Last night, from ~9.45pm to 11.00pm Pacific, some publishes to the registry were failing. The root cause was an undiscovered bug in CouchDB which caused replication to fail, leading to conflicts when users tried to publish.

In our current architecture (which we outlined last week) we have a master database, known as skimdb, which accepts reads and writes, and two replicated copies of it, which we’ll call skimdb-2 and skimdb-3, which serve only reads. The bug caused replication to halt, which meant new data on the master didn’t get to the replicas.

This meant that if you published after replication had stopped, and then tried to publish again, you could see an error due to conflicts. There was however a 1 in 3 chance that even with both replicas delayed, you could both read from and write to the master, in which case your publish would have worked (which is why it worked for some people when they retried).

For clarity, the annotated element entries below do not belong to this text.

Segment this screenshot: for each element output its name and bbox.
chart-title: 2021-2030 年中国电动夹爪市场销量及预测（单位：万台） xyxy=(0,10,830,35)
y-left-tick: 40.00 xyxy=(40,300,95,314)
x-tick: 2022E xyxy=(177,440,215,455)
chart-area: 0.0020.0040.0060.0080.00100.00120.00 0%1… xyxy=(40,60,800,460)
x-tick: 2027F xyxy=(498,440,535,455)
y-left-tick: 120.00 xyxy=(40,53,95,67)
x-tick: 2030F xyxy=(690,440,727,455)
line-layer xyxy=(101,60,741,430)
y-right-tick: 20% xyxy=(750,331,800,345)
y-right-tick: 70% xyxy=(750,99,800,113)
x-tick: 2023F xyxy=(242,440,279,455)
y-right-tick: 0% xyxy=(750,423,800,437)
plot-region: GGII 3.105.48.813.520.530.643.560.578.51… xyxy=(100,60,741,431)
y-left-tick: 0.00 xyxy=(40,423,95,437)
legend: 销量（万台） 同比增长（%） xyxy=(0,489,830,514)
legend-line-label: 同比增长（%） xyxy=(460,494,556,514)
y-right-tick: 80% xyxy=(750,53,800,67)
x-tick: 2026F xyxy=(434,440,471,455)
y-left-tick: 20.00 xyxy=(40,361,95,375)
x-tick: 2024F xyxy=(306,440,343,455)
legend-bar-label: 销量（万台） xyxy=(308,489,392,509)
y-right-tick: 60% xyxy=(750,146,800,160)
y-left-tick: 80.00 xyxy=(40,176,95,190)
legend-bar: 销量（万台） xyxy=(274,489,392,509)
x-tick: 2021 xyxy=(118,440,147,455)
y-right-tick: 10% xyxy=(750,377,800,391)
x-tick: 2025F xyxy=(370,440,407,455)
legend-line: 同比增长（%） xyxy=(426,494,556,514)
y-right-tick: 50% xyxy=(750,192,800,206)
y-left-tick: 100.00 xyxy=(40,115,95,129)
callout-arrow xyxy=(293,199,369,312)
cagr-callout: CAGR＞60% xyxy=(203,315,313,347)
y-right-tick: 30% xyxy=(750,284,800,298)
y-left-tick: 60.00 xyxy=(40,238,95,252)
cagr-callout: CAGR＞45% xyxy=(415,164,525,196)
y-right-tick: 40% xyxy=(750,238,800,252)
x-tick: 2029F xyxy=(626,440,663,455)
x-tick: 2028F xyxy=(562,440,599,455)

The CouchDB team are already hard at work coming up with a fix for the replication bug. In the meantime, we are implementing better monitoring of the replication status of the two downstream servers, as well as modifying our servers to allow them to accept the gigantic URLs which are being accidentally created by the bug.

Update: subsequent to posting this post-mortem, several people still reported ongoing issues, so we re-checked our servers and discovered that an additional, incomplete replacement replica was accidentally in production rotation. We have now removed it from production, which should resolve the issue for everyone. We apologize for accidentally subscribing to the “move fast and break things” ethos, and will be improving internal communication to make sure that can’t happen again.